The adjustment to social and environmental changes is important. Given the fact that many current village doctors are over 50 and have limited knowledge of information technology, they feel that it is especially challenging to conduct certain public health service tasks, such as creating health records for all residents in his/her village, required by the new policy. A potential solution is to train one to two young persons in the villages who understand computer technology better and to allow them to work on a part-time basis to help the village doctors in this regard.

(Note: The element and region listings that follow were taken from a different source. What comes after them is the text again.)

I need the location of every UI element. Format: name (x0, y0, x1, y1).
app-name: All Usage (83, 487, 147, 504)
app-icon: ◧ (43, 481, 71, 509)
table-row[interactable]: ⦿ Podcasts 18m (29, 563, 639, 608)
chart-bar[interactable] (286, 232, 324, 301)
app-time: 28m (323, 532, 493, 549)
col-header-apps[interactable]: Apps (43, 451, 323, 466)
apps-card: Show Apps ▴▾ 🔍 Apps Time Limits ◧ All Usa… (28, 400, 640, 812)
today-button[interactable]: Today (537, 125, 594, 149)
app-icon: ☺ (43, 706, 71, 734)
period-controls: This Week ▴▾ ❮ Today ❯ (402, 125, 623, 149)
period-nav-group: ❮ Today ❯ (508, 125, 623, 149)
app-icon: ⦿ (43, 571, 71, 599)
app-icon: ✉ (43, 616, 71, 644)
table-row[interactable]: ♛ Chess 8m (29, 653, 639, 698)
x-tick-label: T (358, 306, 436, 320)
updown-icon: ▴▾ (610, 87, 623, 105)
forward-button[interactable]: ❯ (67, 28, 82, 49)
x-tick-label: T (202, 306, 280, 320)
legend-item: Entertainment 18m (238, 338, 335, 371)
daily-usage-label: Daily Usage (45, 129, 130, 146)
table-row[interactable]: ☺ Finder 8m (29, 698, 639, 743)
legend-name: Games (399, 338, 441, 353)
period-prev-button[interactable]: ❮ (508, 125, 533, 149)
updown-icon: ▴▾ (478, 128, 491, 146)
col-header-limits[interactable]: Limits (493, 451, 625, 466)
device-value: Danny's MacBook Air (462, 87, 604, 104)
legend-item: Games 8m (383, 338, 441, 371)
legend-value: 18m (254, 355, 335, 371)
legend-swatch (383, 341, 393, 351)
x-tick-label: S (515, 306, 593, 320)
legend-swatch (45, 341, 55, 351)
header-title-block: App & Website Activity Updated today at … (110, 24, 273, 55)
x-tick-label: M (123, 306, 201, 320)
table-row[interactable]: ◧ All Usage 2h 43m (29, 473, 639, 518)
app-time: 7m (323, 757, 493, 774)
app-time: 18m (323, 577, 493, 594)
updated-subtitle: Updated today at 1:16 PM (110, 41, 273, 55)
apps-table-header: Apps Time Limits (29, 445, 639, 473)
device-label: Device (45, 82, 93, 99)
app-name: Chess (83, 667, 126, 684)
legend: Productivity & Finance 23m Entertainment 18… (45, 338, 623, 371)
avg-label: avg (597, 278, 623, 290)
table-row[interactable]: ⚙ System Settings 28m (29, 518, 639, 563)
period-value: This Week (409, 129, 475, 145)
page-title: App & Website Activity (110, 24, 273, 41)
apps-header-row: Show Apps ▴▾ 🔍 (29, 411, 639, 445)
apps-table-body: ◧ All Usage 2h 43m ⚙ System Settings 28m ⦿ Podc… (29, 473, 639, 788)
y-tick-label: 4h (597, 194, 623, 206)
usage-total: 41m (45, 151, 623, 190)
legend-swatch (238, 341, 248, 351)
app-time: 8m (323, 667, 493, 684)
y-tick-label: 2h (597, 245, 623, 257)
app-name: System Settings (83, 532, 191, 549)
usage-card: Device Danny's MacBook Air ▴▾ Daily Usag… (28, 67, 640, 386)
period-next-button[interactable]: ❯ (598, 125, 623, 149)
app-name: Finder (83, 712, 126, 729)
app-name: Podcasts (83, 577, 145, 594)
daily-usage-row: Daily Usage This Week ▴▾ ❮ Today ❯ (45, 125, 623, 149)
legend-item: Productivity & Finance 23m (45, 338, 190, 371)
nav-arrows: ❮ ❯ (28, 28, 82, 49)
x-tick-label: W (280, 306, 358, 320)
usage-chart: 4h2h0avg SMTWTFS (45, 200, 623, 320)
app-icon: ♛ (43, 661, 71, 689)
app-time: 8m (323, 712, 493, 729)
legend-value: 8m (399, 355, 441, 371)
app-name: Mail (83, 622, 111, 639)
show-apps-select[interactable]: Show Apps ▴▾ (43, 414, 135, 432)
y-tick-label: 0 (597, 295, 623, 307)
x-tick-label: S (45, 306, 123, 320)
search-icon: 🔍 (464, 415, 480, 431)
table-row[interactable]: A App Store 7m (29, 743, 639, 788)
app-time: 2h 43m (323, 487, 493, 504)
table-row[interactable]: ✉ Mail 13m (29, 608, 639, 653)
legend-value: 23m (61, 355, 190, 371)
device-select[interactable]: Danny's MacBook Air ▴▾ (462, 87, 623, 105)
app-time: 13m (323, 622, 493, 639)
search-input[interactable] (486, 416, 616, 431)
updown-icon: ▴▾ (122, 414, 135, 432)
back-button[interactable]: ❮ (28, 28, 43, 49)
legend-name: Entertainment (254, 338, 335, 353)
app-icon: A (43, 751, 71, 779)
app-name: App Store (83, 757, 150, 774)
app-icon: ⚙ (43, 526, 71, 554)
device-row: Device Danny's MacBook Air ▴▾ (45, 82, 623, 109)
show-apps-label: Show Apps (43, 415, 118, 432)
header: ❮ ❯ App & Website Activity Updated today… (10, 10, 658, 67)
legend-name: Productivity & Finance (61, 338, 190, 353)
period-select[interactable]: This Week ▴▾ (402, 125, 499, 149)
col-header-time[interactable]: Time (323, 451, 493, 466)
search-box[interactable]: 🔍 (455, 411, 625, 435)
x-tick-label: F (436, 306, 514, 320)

Some provinces have implemented pilot programs to improve village doctors' salary and pension and pointed out that the pension for village doctors should not be less than the minimum subsistence level. For example, the government of the Zhejiang province provides the village doctors with the similar pension plan to workers in urban areas, and the Guangdong government offers a pension plan that reflects the length of being village doctors (Ministry of health, 2013). It is of premise that the central or local government improves the funding of village doctors; furthermore, it is essential that we should establish an operation mechanism to ensure that the governmental funding is being spent appropriately and not being diverted to other purposes.
There are several limitations in this study. First, the study only focused on Changzhou city in the Eastern China region, which might compromise the generalizability of our findings. Second, although our survey sample was not randomly selected, it did include 995 persons from all types of government officers, health care officers and health care providers at all levels, which we believe provided fairly comprehensive representation in regard to health care delivery in rural areas in China.